Kaplan-Meier survival estimates for Simplified Severe Sepsis Protocol (SSSP) intervention versus usual care in patients with severe sepsis.
Bacteriologic Findings
Twenty-six patients (23.9%) had positive aerobic blood cultures. The most common organisms were Staphylococcus aureus (seven) and Streptococcus pneumoniae and Salmonella typhi (three each). Mycobacterial blood cultures were collected from HIV-positive patients only; 31 of 82 patients had tuberculosis mycobacteria (37.8%). Two patients had coinfection with TB and S. aureus. The other 29 patients with TB bacteremia had no other identifiable etiology for their sepsis. Among 46 patients with CD4 count less than 75 cells/mm, 22 patients (47.8%) had positive TB blood cultures. Four patients, all in the control group, had evidence of Cryptococcus neoformans in the cerebrospinal fluid.

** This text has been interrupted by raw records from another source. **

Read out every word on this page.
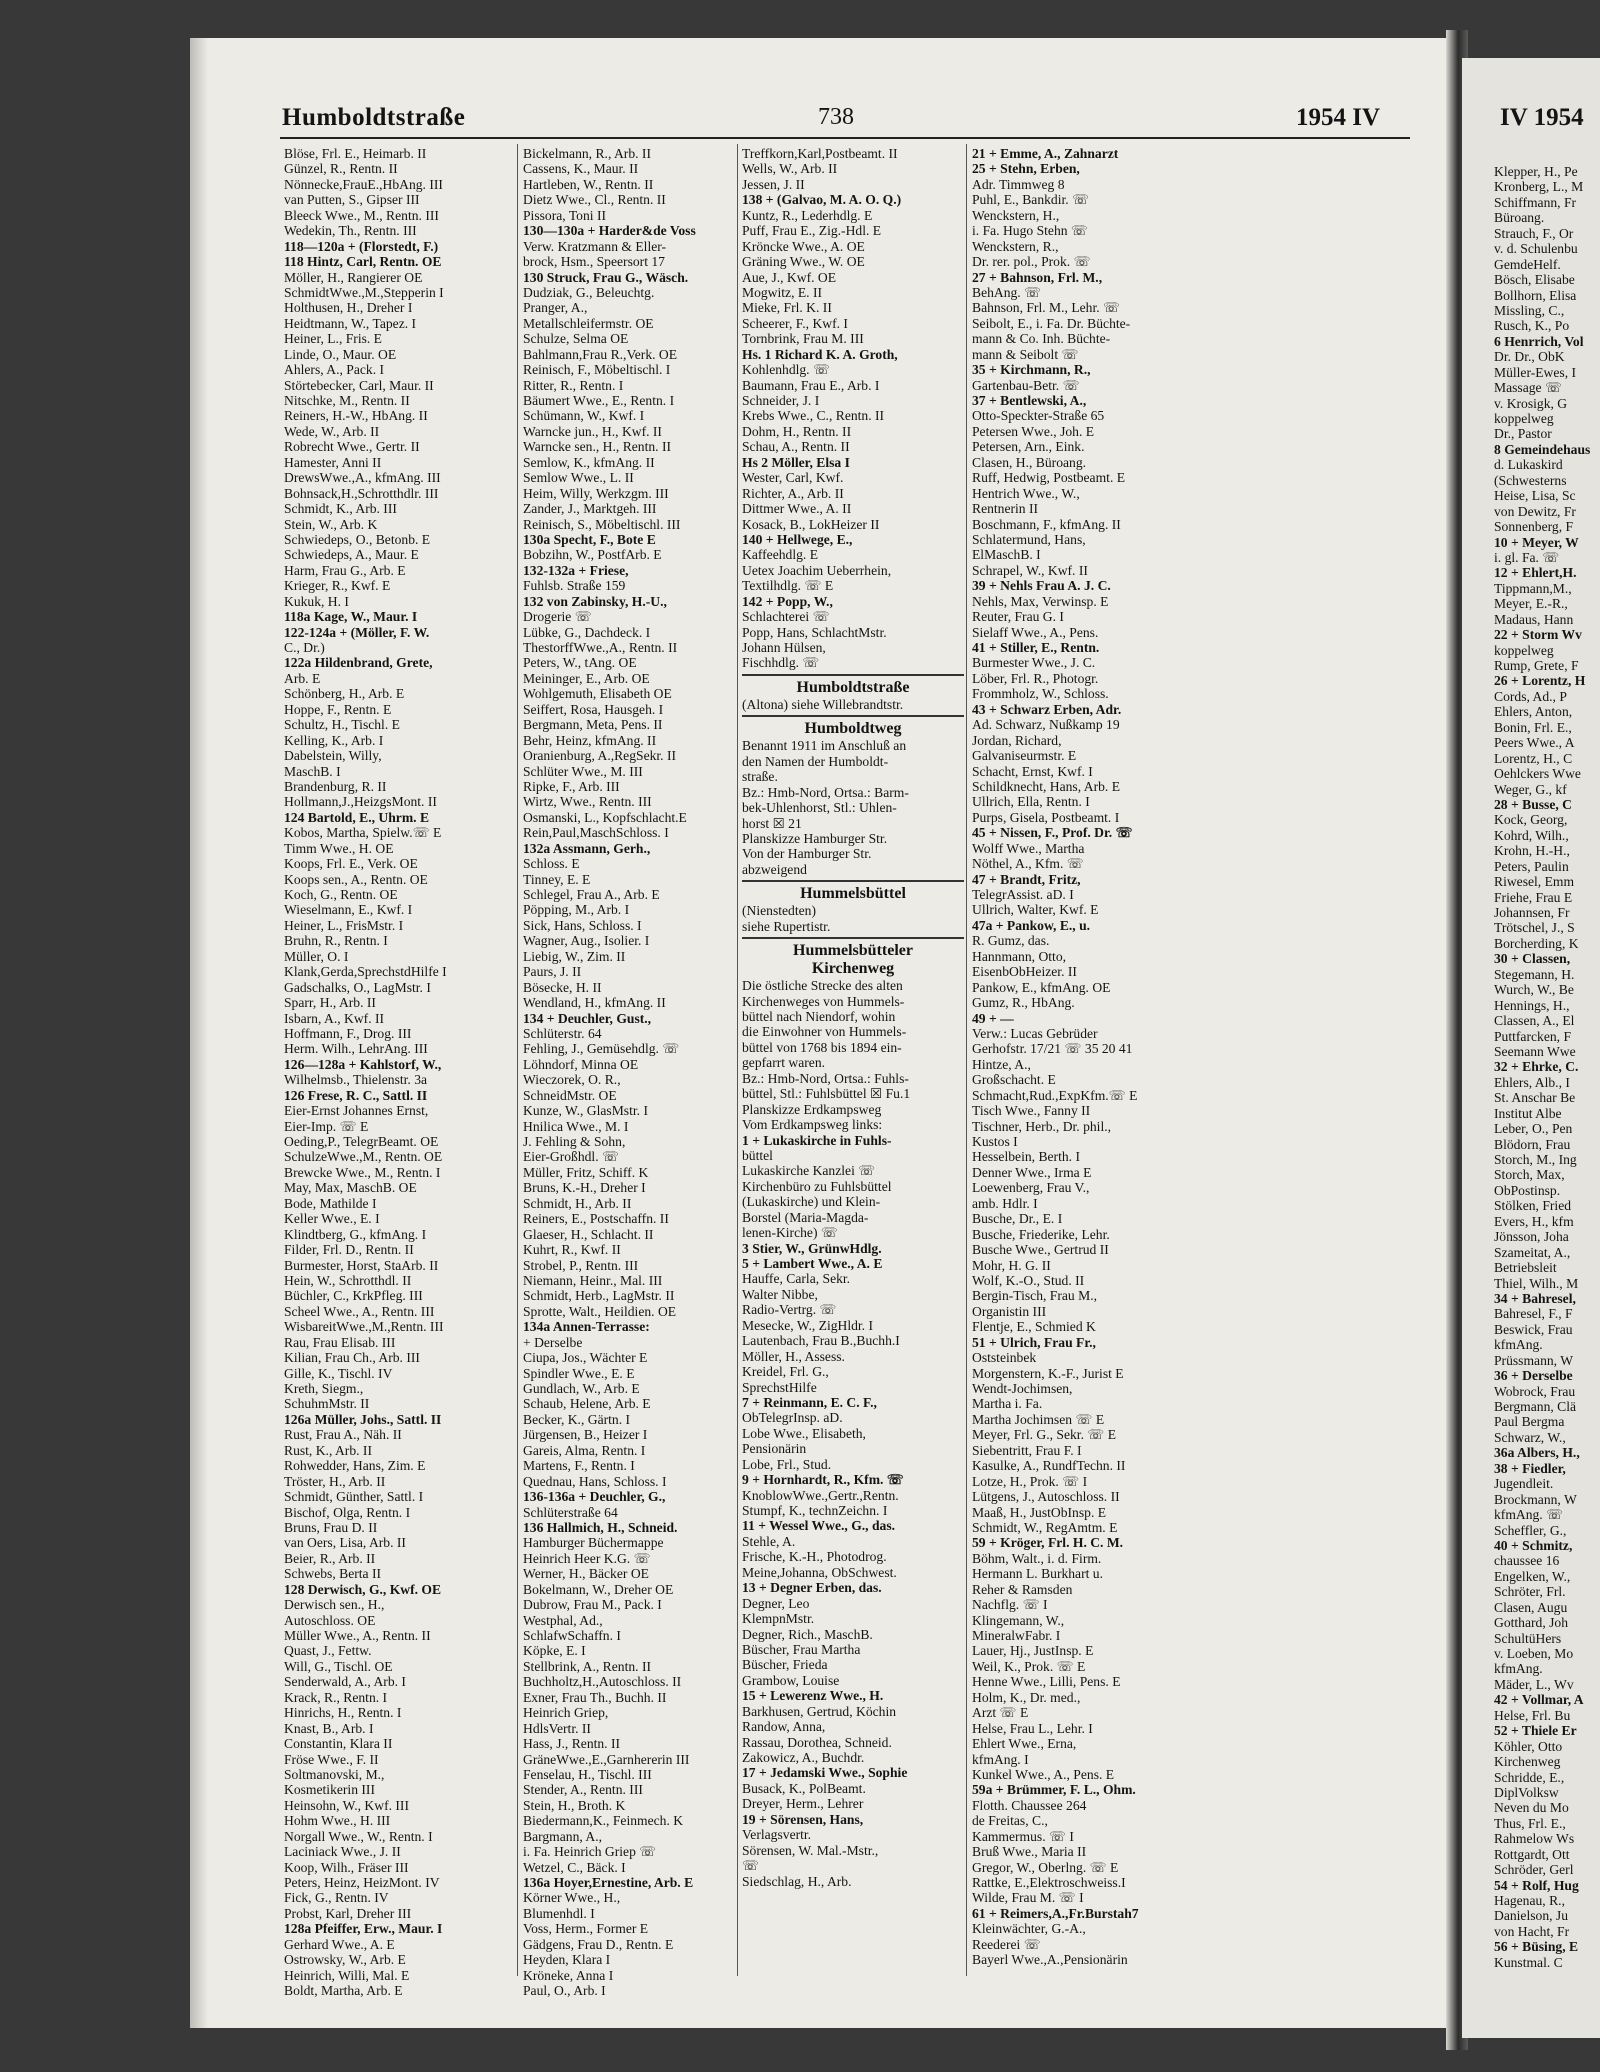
Humboldtstraße	738	1954 IV	IV 1954
Blöse, Frl. E., Heimarb. II
Günzel, R., Rentn. II
Nönnecke,FrauE.,HbAng. III
van Putten, S., Gipser III
Bleeck Wwe., M., Rentn. III
Wedekin, Th., Rentn. III
118—120a + (Florstedt, F.)
118 Hintz, Carl, Rentn. OE
Möller, H., Rangierer OE
SchmidtWwe.,M.,Stepperin I
Holthusen, H., Dreher I
Heidtmann, W., Tapez. I
Heiner, L., Fris. E
Linde, O., Maur. OE
Ahlers, A., Pack. I
Störtebecker, Carl, Maur. II
Nitschke, M., Rentn. II
Reiners, H.-W., HbAng. II
Wede, W., Arb. II
Robrecht Wwe., Gertr. II
Hamester, Anni II
DrewsWwe.,A., kfmAng. III
Bohnsack,H.,Schrotthdlr. III
Schmidt, K., Arb. III
Stein, W., Arb. K
Schwiedeps, O., Betonb. E
Schwiedeps, A., Maur. E
Harm, Frau G., Arb. E
Krieger, R., Kwf. E
Kukuk, H. I
118a Kage, W., Maur. I
122-124a + (Möller, F. W.
C., Dr.)
122a Hildenbrand, Grete,
Arb. E
Schönberg, H., Arb. E
Hoppe, F., Rentn. E
Schultz, H., Tischl. E
Kelling, K., Arb. I
Dabelstein, Willy,
MaschB. I
Brandenburg, R. II
Hollmann,J.,HeizgsMont. II
124 Bartold, E., Uhrm. E
Kobos, Martha, Spielw.☏ E
Timm Wwe., H. OE
Koops, Frl. E., Verk. OE
Koops sen., A., Rentn. OE
Koch, G., Rentn. OE
Wieselmann, E., Kwf. I
Heiner, L., FrisMstr. I
Bruhn, R., Rentn. I
Müller, O. I
Klank,Gerda,SprechstdHilfe I
Gadschalks, O., LagMstr. I
Sparr, H., Arb. II
Isbarn, A., Kwf. II
Hoffmann, F., Drog. III
Herm. Wilh., LehrAng. III
126—128a + Kahlstorf, W.,
Wilhelmsb., Thielenstr. 3a
126 Frese, R. C., Sattl. II
Eier-Ernst Johannes Ernst,
Eier-Imp. ☏ E
Oeding,P., TelegrBeamt. OE
SchulzeWwe.,M., Rentn. OE
Brewcke Wwe., M., Rentn. I
May, Max, MaschB. OE
Bode, Mathilde I
Keller Wwe., E. I
Klindtberg, G., kfmAng. I
Filder, Frl. D., Rentn. II
Burmester, Horst, StaArb. II
Hein, W., Schrotthdl. II
Büchler, C., KrkPfleg. III
Scheel Wwe., A., Rentn. III
WisbareitWwe.,M.,Rentn. III
Rau, Frau Elisab. III
Kilian, Frau Ch., Arb. III
Gille, K., Tischl. IV
Kreth, Siegm.,
SchuhmMstr. II
126a Müller, Johs., Sattl. II
Rust, Frau A., Näh. II
Rust, K., Arb. II
Rohwedder, Hans, Zim. E
Tröster, H., Arb. II
Schmidt, Günther, Sattl. I
Bischof, Olga, Rentn. I
Bruns, Frau D. II
van Oers, Lisa, Arb. II
Beier, R., Arb. II
Schwebs, Berta II
128 Derwisch, G., Kwf. OE
Derwisch sen., H.,
Autoschloss. OE
Müller Wwe., A., Rentn. II
Quast, J., Fettw.
Will, G., Tischl. OE
Senderwald, A., Arb. I
Krack, R., Rentn. I
Hinrichs, H., Rentn. I
Knast, B., Arb. I
Constantin, Klara II
Fröse Wwe., F. II
Soltmanovski, M.,
Kosmetikerin III
Heinsohn, W., Kwf. III
Hohm Wwe., H. III
Norgall Wwe., W., Rentn. I
Laciniack Wwe., J. II
Koop, Wilh., Fräser III
Peters, Heinz, HeizMont. IV
Fick, G., Rentn. IV
Probst, Karl, Dreher III
128a Pfeiffer, Erw., Maur. I
Gerhard Wwe., A. E
Ostrowsky, W., Arb. E
Heinrich, Willi, Mal. E
Boldt, Martha, Arb. E
Bickelmann, R., Arb. II
Cassens, K., Maur. II
Hartleben, W., Rentn. II
Dietz Wwe., Cl., Rentn. II
Pissora, Toni II
130—130a + Harder&de Voss
Verw. Kratzmann & Eller-
brock, Hsm., Speersort 17
130 Struck, Frau G., Wäsch.
Dudziak, G., Beleuchtg.
Pranger, A.,
Metallschleifermstr. OE
Schulze, Selma OE
Bahlmann,Frau R.,Verk. OE
Reinisch, F., Möbeltischl. I
Ritter, R., Rentn. I
Bäumert Wwe., E., Rentn. I
Schümann, W., Kwf. I
Warncke jun., H., Kwf. II
Warncke sen., H., Rentn. II
Semlow, K., kfmAng. II
Semlow Wwe., L. II
Heim, Willy, Werkzgm. III
Zander, J., Marktgeh. III
Reinisch, S., Möbeltischl. III
130a Specht, F., Bote E
Bobzihn, W., PostfArb. E
132-132a + Friese,
Fuhlsb. Straße 159
132 von Zabinsky, H.-U.,
Drogerie ☏
Lübke, G., Dachdeck. I
ThestorffWwe.,A., Rentn. II
Peters, W., tAng. OE
Meininger, E., Arb. OE
Wohlgemuth, Elisabeth OE
Seiffert, Rosa, Hausgeh. I
Bergmann, Meta, Pens. II
Behr, Heinz, kfmAng. II
Oranienburg, A.,RegSekr. II
Schlüter Wwe., M. III
Ripke, F., Arb. III
Wirtz, Wwe., Rentn. III
Osmanski, L., Kopfschlacht.E
Rein,Paul,MaschSchloss. I
132a Assmann, Gerh.,
Schloss. E
Tinney, E. E
Schlegel, Frau A., Arb. E
Pöpping, M., Arb. I
Sick, Hans, Schloss. I
Wagner, Aug., Isolier. I
Liebig, W., Zim. II
Paurs, J. II
Bösecke, H. II
Wendland, H., kfmAng. II
134 + Deuchler, Gust.,
Schlüterstr. 64
Fehling, J., Gemüsehdlg. ☏
Löhndorf, Minna OE
Wieczorek, O. R.,
SchneidMstr. OE
Kunze, W., GlasMstr. I
Hnilica Wwe., M. I
J. Fehling & Sohn,
Eier-Großhdl. ☏
Müller, Fritz, Schiff. K
Bruns, K.-H., Dreher I
Schmidt, H., Arb. II
Reiners, E., Postschaffn. II
Glaeser, H., Schlacht. II
Kuhrt, R., Kwf. II
Strobel, P., Rentn. III
Niemann, Heinr., Mal. III
Schmidt, Herb., LagMstr. II
Sprotte, Walt., Heildien. OE
134a Annen-Terrasse:
+ Derselbe
Ciupa, Jos., Wächter E
Spindler Wwe., E. E
Gundlach, W., Arb. E
Schaub, Helene, Arb. E
Becker, K., Gärtn. I
Jürgensen, B., Heizer I
Gareis, Alma, Rentn. I
Martens, F., Rentn. I
Quednau, Hans, Schloss. I
136-136a + Deuchler, G.,
Schlüterstraße 64
136 Hallmich, H., Schneid.
Hamburger Büchermappe
Heinrich Heer K.G. ☏
Werner, H., Bäcker OE
Bokelmann, W., Dreher OE
Dubrow, Frau M., Pack. I
Westphal, Ad.,
SchlafwSchaffn. I
Köpke, E. I
Stellbrink, A., Rentn. II
Buchholtz,H.,Autoschloss. II
Exner, Frau Th., Buchh. II
Heinrich Griep,
HdlsVertr. II
Hass, J., Rentn. II
GräneWwe.,E.,Garnhererin III
Fenselau, H., Tischl. III
Stender, A., Rentn. III
Stein, H., Broth. K
Biedermann,K., Feinmech. K
Bargmann, A.,
i. Fa. Heinrich Griep ☏
Wetzel, C., Bäck. I
136a Hoyer,Ernestine, Arb. E
Körner Wwe., H.,
Blumenhdl. I
Voss, Herm., Former E
Gädgens, Frau D., Rentn. E
Heyden, Klara I
Kröneke, Anna I
Paul, O., Arb. I
Treffkorn,Karl,Postbeamt. II
Wells, W., Arb. II
Jessen, J. II
138 + (Galvao, M. A. O. Q.)
Kuntz, R., Lederhdlg. E
Puff, Frau E., Zig.-Hdl. E
Kröncke Wwe., A. OE
Gräning Wwe., W. OE
Aue, J., Kwf. OE
Mogwitz, E. II
Mieke, Frl. K. II
Scheerer, F., Kwf. I
Tornbrink, Frau M. III
Hs. 1 Richard K. A. Groth,
Kohlenhdlg. ☏
Baumann, Frau E., Arb. I
Schneider, J. I
Krebs Wwe., C., Rentn. II
Dohm, H., Rentn. II
Schau, A., Rentn. II
Hs 2 Möller, Elsa I
Wester, Carl, Kwf.
Richter, A., Arb. II
Dittmer Wwe., A. II
Kosack, B., LokHeizer II
140 + Hellwege, E.,
Kaffeehdlg. E
Uetex Joachim Ueberrhein,
Textilhdlg. ☏ E
142 + Popp, W.,
Schlachterei ☏
Popp, Hans, SchlachtMstr.
Johann Hülsen,
Fischhdlg. ☏
Humboldtstraße
(Altona) siehe Willebrandtstr.
Humboldtweg
Benannt 1911 im Anschluß an
den Namen der Humboldt-
straße.
Bz.: Hmb-Nord, Ortsa.: Barm-
bek-Uhlenhorst, Stl.: Uhlen-
horst ☒ 21
Planskizze Hamburger Str.
Von der Hamburger Str.
abzweigend
Hummelsbüttel
(Nienstedten)
siehe Rupertistr.
Hummelsbütteler
Kirchenweg
Die östliche Strecke des alten
Kirchenweges von Hummels-
büttel nach Niendorf, wohin
die Einwohner von Hummels-
büttel von 1768 bis 1894 ein-
gepfarrt waren.
Bz.: Hmb-Nord, Ortsa.: Fuhls-
büttel, Stl.: Fuhlsbüttel ☒ Fu.1
Planskizze Erdkampsweg
Vom Erdkampsweg links:
1 + Lukaskirche in Fuhls-
büttel
Lukaskirche Kanzlei ☏
Kirchenbüro zu Fuhlsbüttel
(Lukaskirche) und Klein-
Borstel (Maria-Magda-
lenen-Kirche) ☏
3 Stier, W., GrünwHdlg.
5 + Lambert Wwe., A. E
Hauffe, Carla, Sekr.
Walter Nibbe,
Radio-Vertrg. ☏
Mesecke, W., ZigHldr. I
Lautenbach, Frau B.,Buchh.I
Möller, H., Assess.
Kreidel, Frl. G.,
SprechstHilfe
7 + Reinmann, E. C. F.,
ObTelegrInsp. aD.
Lobe Wwe., Elisabeth,
Pensionärin
Lobe, Frl., Stud.
9 + Hornhardt, R., Kfm. ☏
KnoblowWwe.,Gertr.,Rentn.
Stumpf, K., technZeichn. I
11 + Wessel Wwe., G., das.
Stehle, A.
Frische, K.-H., Photodrog.
Meine,Johanna, ObSchwest.
13 + Degner Erben, das.
Degner, Leo
KlempnMstr.
Degner, Rich., MaschB.
Büscher, Frau Martha
Büscher, Frieda
Grambow, Louise
15 + Lewerenz Wwe., H.
Barkhusen, Gertrud, Köchin
Randow, Anna,
Rassau, Dorothea, Schneid.
Zakowicz, A., Buchdr.
17 + Jedamski Wwe., Sophie
Busack, K., PolBeamt.
Dreyer, Herm., Lehrer
19 + Sörensen, Hans,
Verlagsvertr.
Sörensen, W. Mal.-Mstr.,
☏
Siedschlag, H., Arb.
21 + Emme, A., Zahnarzt
25 + Stehn, Erben,
Adr. Timmweg 8
Puhl, E., Bankdir. ☏
Wenckstern, H.,
i. Fa. Hugo Stehn ☏
Wenckstern, R.,
Dr. rer. pol., Prok. ☏
27 + Bahnson, Frl. M.,
BehAng. ☏
Bahnson, Frl. M., Lehr. ☏
Seibolt, E., i. Fa. Dr. Büchte-
mann & Co. Inh. Büchte-
mann & Seibolt ☏
35 + Kirchmann, R.,
Gartenbau-Betr. ☏
37 + Bentlewski, A.,
Otto-Speckter-Straße 65
Petersen Wwe., Joh. E
Petersen, Arn., Eink.
Clasen, H., Büroang.
Ruff, Hedwig, Postbeamt. E
Hentrich Wwe., W.,
Rentnerin II
Boschmann, F., kfmAng. II
Schlatermund, Hans,
ElMaschB. I
Schrapel, W., Kwf. II
39 + Nehls Frau A. J. C.
Nehls, Max, Verwinsp. E
Reuter, Frau G. I
Sielaff Wwe., A., Pens.
41 + Stiller, E., Rentn.
Burmester Wwe., J. C.
Löber, Frl. R., Photogr.
Frommholz, W., Schloss.
43 + Schwarz Erben, Adr.
Ad. Schwarz, Nußkamp 19
Jordan, Richard,
Galvaniseurmstr. E
Schacht, Ernst, Kwf. I
Schildknecht, Hans, Arb. E
Ullrich, Ella, Rentn. I
Purps, Gisela, Postbeamt. I
45 + Nissen, F., Prof. Dr. ☏
Wolff Wwe., Martha
Nöthel, A., Kfm. ☏
47 + Brandt, Fritz,
TelegrAssist. aD. I
Ullrich, Walter, Kwf. E
47a + Pankow, E., u.
R. Gumz, das.
Hannmann, Otto,
EisenbObHeizer. II
Pankow, E., kfmAng. OE
Gumz, R., HbAng.
49 + —
Verw.: Lucas Gebrüder
Gerhofstr. 17/21 ☏ 35 20 41
Hintze, A.,
Großschacht. E
Schmacht,Rud.,ExpKfm.☏ E
Tisch Wwe., Fanny II
Tischner, Herb., Dr. phil.,
Kustos I
Hesselbein, Berth. I
Denner Wwe., Irma E
Loewenberg, Frau V.,
amb. Hdlr. I
Busche, Dr., E. I
Busche, Friederike, Lehr.
Busche Wwe., Gertrud II
Mohr, H. G. II
Wolf, K.-O., Stud. II
Bergin-Tisch, Frau M.,
Organistin III
Flentje, E., Schmied K
51 + Ulrich, Frau Fr.,
Oststeinbek
Morgenstern, K.-F., Jurist E
Wendt-Jochimsen,
Martha i. Fa.
Martha Jochimsen ☏ E
Meyer, Frl. G., Sekr. ☏ E
Siebentritt, Frau F. I
Kasulke, A., RundfTechn. II
Lotze, H., Prok. ☏ I
Lütgens, J., Autoschloss. II
Maaß, H., JustObInsp. E
Schmidt, W., RegAmtm. E
59 + Kröger, Frl. H. C. M.
Böhm, Walt., i. d. Firm.
Hermann L. Burkhart u.
Reher & Ramsden
Nachflg. ☏ I
Klingemann, W.,
MineralwFabr. I
Lauer, Hj., JustInsp. E
Weil, K., Prok. ☏ E
Henne Wwe., Lilli, Pens. E
Holm, K., Dr. med.,
Arzt ☏ E
Helse, Frau L., Lehr. I
Ehlert Wwe., Erna,
kfmAng. I
Kunkel Wwe., A., Pens. E
59a + Brümmer, F. L., Ohm.
Flotth. Chaussee 264
de Freitas, C.,
Kammermus. ☏ I
Bruß Wwe., Maria II
Gregor, W., Oberlng. ☏ E
Rattke, E.,Elektroschweiss.I
Wilde, Frau M. ☏ I
61 + Reimers,A.,Fr.Burstah7
Kleinwächter, G.-A.,
Reederei ☏
Bayerl Wwe.,A.,Pensionärin
Klepper, H., Pe
Kronberg, L., M
Schiffmann, Fr
Büroang.
Strauch, F., Or
v. d. Schulenbu
GemdeHelf.
Bösch, Elisabe
Bollhorn, Elisa
Missling, C.,
Rusch, K., Po
6 Henrrich, Vol
Dr. Dr., ObK
Müller-Ewes, I
Massage ☏
v. Krosigk, G
koppelweg
Dr., Pastor
8 Gemeindehaus
d. Lukaskird
(Schwesterns
Heise, Lisa, Sc
von Dewitz, Fr
Sonnenberg, F
10 + Meyer, W
i. gl. Fa. ☏
12 + Ehlert,H.
Tippmann,M.,
Meyer, E.-R.,
Madaus, Hann
22 + Storm Wv
koppelweg
Rump, Grete, F
26 + Lorentz, H
Cords, Ad., P
Ehlers, Anton,
Bonin, Frl. E.,
Peers Wwe., A
Lorentz, H., C
Oehlckers Wwe
Weger, G., kf
28 + Busse, C
Kock, Georg,
Kohrd, Wilh.,
Krohn, H.-H.,
Peters, Paulin
Riwesel, Emm
Friehe, Frau E
Johannsen, Fr
Trötschel, J., S
Borcherding, K
30 + Classen,
Stegemann, H.
Wurch, W., Be
Hennings, H.,
Classen, A., El
Puttfarcken, F
Seemann Wwe
32 + Ehrke, C.
Ehlers, Alb., I
St. Anschar Be
Institut Albe
Leber, O., Pen
Blödorn, Frau
Storch, M., Ing
Storch, Max,
ObPostinsp.
Stölken, Fried
Evers, H., kfm
Jönsson, Joha
Szameitat, A.,
Betriebsleit
Thiel, Wilh., M
34 + Bahresel,
Bahresel, F., F
Beswick, Frau
kfmAng.
Prüssmann, W
36 + Derselbe
Wobrock, Frau
Bergmann, Clä
Paul Bergma
Schwarz, W.,
36a Albers, H.,
38 + Fiedler,
Jugendleit.
Brockmann, W
kfmAng. ☏
Scheffler, G.,
40 + Schmitz,
chaussee 16
Engelken, W.,
Schröter, Frl.
Clasen, Augu
Gotthard, Joh
SchultüHers
v. Loeben, Mo
kfmAng.
Mäder, L., Wv
42 + Vollmar, A
Helse, Frl. Bu
52 + Thiele Er
Köhler, Otto
Kirchenweg
Schridde, E.,
DiplVolksw
Neven du Mo
Thus, Frl. E.,
Rahmelow Ws
Rottgardt, Ott
Schröder, Gerl
54 + Rolf, Hug
Hagenau, R.,
Danielson, Ju
von Hacht, Fr
56 + Büsing, E
Kunstmal. C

Two patients, one in each group, had blood-slide-positive malaria.
Decision to Stop Study
The study was stopped early by the investigators prior to the scheduled interim analysis, in communication with UNZA BREC and Vanderbilt IRB, due to the observation that patients with hypoxemic respiratory distress at baseline might be at increased risk from the intervention. Because only two of 109 patients were transferred to ICU for mechanical ventilation, the investigators initiated an unscheduled analysis of participants with baseline respiratory rate above 40/min and oxygen saturation less than 90%. In this group, 15 of 18 patients (83.3%) died during hospitalization, including eight of eight in the intervention group (100%) and seven of 10 in the control group (70%, p = 0.09). Based on these findings, the decision was made to stop the study.